An extinct language or dead language is a language that no longer has any speakers, especially if it has no living descendants.
In the modern period, language death has typically resulted from the process of cultural assimilation leading to language shift, and the gradual abandonment of a native language in favour of a foreign lingua franca.
A language that currently has living native speakers is called a modern language. As of the 2000s, a total of roughly 7,000 natively spoken languages existed worldwide. Most of these are minor languages in danger of extinction; one estimate published in 2004 expected that some 90% of the currently spoken languages will have become extinct by 2050.
Normally the transition from a spoken to an extinct language occurs when a language undergoes language death while being directly replaced by a different one. For example, some Native American languages were replaced by English, French, Portuguese, Spanish, or Dutch as a result of colonization.
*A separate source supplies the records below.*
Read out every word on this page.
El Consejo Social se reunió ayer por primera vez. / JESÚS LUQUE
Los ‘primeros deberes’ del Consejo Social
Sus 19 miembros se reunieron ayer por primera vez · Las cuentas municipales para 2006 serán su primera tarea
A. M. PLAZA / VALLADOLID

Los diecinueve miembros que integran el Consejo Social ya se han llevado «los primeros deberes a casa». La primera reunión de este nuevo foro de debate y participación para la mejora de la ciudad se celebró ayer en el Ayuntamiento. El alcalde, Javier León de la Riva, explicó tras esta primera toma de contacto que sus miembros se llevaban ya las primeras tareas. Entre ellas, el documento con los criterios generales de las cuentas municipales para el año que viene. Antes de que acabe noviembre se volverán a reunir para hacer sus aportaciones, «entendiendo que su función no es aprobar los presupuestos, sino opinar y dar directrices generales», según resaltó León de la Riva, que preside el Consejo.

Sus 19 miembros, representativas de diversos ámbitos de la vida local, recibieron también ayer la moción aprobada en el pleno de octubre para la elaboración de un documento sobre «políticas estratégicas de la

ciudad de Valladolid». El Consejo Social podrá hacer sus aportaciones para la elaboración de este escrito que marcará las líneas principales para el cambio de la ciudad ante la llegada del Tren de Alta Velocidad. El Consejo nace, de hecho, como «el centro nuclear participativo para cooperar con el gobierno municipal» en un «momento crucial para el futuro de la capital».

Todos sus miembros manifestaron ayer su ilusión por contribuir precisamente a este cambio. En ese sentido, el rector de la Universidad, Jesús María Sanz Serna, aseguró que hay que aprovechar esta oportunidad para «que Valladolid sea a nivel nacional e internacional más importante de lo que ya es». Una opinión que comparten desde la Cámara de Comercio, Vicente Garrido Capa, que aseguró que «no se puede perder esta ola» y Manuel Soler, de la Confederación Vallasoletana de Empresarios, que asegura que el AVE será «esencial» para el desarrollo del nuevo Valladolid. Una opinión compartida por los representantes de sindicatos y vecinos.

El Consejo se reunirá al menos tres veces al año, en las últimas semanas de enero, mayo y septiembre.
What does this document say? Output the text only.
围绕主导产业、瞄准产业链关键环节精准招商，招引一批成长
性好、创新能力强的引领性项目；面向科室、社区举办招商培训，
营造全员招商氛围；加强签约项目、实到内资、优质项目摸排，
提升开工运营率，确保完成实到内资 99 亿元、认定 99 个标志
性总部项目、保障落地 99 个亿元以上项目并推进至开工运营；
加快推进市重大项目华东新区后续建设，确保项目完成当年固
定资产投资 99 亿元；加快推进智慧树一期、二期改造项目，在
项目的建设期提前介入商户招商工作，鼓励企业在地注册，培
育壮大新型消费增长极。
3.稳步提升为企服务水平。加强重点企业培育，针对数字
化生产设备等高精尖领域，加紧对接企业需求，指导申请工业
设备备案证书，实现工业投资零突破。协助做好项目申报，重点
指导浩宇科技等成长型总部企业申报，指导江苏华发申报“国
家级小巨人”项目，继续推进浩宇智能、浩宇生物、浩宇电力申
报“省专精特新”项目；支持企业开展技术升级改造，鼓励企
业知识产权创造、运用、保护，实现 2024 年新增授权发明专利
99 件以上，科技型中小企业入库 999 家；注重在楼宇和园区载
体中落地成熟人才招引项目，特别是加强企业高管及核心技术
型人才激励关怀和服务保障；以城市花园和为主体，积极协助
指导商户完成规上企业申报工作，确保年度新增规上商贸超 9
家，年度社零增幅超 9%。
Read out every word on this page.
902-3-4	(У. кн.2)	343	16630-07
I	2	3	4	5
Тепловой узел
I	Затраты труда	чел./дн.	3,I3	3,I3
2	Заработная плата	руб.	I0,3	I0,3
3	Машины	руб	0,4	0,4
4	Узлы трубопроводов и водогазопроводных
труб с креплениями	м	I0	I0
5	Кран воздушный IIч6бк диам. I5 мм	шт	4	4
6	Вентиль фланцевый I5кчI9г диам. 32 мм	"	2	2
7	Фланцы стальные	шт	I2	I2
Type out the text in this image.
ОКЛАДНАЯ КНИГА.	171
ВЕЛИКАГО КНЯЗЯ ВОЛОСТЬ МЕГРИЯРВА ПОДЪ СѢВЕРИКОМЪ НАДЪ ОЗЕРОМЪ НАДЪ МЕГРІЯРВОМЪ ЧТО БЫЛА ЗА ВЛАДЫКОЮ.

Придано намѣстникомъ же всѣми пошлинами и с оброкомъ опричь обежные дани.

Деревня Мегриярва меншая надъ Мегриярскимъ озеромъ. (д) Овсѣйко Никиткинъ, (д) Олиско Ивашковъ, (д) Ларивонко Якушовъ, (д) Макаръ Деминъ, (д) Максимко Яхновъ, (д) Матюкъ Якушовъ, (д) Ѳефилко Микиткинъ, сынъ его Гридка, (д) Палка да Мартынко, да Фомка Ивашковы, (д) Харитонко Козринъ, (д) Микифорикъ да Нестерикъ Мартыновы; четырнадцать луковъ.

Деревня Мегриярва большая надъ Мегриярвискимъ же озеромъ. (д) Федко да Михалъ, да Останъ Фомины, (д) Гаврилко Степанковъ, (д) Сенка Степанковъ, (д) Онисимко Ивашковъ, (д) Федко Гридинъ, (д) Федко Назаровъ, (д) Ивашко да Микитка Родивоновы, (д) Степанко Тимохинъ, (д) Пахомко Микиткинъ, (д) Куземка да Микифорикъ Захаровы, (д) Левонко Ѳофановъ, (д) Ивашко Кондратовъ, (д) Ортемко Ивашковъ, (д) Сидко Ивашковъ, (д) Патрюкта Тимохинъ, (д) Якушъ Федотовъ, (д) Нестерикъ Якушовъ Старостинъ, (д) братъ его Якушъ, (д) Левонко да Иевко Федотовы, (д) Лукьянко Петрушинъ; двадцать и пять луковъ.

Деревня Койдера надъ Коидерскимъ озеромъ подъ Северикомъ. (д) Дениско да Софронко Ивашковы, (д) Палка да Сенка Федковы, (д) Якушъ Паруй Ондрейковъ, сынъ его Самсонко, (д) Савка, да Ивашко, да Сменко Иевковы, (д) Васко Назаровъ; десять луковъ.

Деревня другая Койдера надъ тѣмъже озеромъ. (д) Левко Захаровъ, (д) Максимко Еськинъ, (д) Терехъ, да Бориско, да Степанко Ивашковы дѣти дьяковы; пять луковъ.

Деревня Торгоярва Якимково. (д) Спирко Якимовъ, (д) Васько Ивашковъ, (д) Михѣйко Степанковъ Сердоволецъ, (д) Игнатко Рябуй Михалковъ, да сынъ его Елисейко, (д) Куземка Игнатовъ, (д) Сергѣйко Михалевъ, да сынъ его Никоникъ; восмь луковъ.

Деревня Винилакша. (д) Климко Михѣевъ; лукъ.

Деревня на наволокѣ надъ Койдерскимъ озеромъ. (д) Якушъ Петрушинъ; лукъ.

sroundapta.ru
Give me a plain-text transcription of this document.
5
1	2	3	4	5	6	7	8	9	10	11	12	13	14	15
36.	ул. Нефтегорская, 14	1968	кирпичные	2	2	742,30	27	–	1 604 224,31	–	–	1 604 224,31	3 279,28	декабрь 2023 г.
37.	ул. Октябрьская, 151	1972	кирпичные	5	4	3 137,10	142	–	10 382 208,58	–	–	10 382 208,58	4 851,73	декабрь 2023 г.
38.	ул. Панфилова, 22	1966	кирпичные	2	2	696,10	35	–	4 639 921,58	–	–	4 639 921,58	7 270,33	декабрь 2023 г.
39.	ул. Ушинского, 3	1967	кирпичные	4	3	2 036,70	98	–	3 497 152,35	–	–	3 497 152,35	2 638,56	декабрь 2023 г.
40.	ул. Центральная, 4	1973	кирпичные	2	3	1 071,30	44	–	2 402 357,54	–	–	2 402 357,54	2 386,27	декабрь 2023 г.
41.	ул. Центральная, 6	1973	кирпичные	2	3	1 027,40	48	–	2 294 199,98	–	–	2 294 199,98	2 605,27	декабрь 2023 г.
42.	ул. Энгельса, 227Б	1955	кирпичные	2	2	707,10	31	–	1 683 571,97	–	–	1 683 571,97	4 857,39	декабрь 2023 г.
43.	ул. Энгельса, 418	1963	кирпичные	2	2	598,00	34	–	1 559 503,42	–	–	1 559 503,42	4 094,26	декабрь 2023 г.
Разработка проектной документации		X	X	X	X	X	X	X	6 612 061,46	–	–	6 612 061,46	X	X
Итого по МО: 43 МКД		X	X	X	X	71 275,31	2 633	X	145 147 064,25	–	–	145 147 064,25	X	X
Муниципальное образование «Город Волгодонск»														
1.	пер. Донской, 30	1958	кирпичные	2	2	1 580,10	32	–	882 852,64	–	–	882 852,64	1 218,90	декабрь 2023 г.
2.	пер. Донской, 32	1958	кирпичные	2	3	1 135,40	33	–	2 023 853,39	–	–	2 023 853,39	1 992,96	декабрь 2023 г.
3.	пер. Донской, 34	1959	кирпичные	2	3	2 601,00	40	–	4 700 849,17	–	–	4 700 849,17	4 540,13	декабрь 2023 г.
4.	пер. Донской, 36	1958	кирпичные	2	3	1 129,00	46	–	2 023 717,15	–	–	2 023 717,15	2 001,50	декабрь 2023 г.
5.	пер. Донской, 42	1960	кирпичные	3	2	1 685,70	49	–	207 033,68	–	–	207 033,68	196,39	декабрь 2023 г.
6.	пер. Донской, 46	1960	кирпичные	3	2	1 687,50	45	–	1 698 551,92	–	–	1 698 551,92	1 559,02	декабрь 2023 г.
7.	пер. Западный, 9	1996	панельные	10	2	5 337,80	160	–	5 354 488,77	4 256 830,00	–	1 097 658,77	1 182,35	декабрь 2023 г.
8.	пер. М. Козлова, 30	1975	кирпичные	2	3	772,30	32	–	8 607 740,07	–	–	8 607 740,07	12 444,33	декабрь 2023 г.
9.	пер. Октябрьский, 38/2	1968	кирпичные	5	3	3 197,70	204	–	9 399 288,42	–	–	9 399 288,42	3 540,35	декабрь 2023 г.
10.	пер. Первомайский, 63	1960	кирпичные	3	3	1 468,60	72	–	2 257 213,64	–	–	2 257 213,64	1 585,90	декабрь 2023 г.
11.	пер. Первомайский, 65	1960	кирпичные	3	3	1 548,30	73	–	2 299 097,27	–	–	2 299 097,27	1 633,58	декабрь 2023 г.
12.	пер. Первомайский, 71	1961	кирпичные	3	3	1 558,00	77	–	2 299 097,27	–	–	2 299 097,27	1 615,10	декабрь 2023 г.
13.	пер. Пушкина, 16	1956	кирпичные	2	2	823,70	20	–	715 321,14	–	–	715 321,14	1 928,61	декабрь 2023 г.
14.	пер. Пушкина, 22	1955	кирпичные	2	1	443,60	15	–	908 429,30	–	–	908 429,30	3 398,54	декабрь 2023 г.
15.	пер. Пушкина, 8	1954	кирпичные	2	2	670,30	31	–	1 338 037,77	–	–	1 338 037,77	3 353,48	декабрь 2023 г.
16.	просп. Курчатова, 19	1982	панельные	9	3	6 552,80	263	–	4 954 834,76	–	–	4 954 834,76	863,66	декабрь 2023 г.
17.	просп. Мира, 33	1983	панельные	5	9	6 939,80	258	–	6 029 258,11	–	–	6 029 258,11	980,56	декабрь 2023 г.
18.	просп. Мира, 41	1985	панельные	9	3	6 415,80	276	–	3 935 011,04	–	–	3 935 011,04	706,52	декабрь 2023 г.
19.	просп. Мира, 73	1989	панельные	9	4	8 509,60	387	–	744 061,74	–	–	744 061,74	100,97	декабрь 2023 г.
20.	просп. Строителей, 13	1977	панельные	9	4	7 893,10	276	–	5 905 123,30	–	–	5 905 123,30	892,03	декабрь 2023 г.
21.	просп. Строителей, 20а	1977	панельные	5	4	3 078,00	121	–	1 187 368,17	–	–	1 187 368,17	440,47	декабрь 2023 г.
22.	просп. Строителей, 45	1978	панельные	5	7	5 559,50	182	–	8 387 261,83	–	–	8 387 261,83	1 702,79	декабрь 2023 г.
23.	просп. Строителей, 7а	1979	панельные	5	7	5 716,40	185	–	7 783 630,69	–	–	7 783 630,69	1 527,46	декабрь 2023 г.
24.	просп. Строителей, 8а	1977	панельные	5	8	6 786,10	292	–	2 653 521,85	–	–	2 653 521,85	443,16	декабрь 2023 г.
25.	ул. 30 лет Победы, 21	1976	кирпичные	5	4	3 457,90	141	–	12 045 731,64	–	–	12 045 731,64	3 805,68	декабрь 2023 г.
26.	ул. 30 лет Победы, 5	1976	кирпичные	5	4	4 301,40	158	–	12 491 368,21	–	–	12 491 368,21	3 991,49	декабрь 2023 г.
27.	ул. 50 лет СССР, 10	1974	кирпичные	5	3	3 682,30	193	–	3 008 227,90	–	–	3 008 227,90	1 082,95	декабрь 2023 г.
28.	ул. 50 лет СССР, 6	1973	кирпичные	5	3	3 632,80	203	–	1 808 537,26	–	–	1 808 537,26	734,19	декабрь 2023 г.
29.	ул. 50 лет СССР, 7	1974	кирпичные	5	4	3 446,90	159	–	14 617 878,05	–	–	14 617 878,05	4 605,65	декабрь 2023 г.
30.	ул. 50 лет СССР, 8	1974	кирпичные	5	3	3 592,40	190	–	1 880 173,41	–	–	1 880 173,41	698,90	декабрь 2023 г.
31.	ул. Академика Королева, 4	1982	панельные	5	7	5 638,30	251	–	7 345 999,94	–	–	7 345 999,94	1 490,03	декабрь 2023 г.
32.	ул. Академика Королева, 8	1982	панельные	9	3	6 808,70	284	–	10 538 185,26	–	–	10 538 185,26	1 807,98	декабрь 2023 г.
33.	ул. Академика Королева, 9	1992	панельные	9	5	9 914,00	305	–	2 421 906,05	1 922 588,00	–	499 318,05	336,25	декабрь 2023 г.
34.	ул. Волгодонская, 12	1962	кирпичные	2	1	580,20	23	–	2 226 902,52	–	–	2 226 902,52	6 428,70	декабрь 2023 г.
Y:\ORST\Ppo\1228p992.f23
In contrast to an extinct language, which no longer has any speakers, or any written use, a historical language may remain in use as a literary or liturgical language long after it ceases to be spoken natively. Such languages are sometimes also referred to as "dead languages", but more typically as classical language. The most prominent Western example of such a language is Latin, but comparable cases are found throughout world history due to the universal tendency to retain the historical stage of a language as liturgical language.
Historical languages with living descendants that have undergone significant language change may be considered "extinct", especially in cases where they did not leave a corpus of literature or liturgy that remained in widespread use, as is the case with e.g. Old English or Old High German (etc.) relative to their contemporary descendants, English and German (etc.).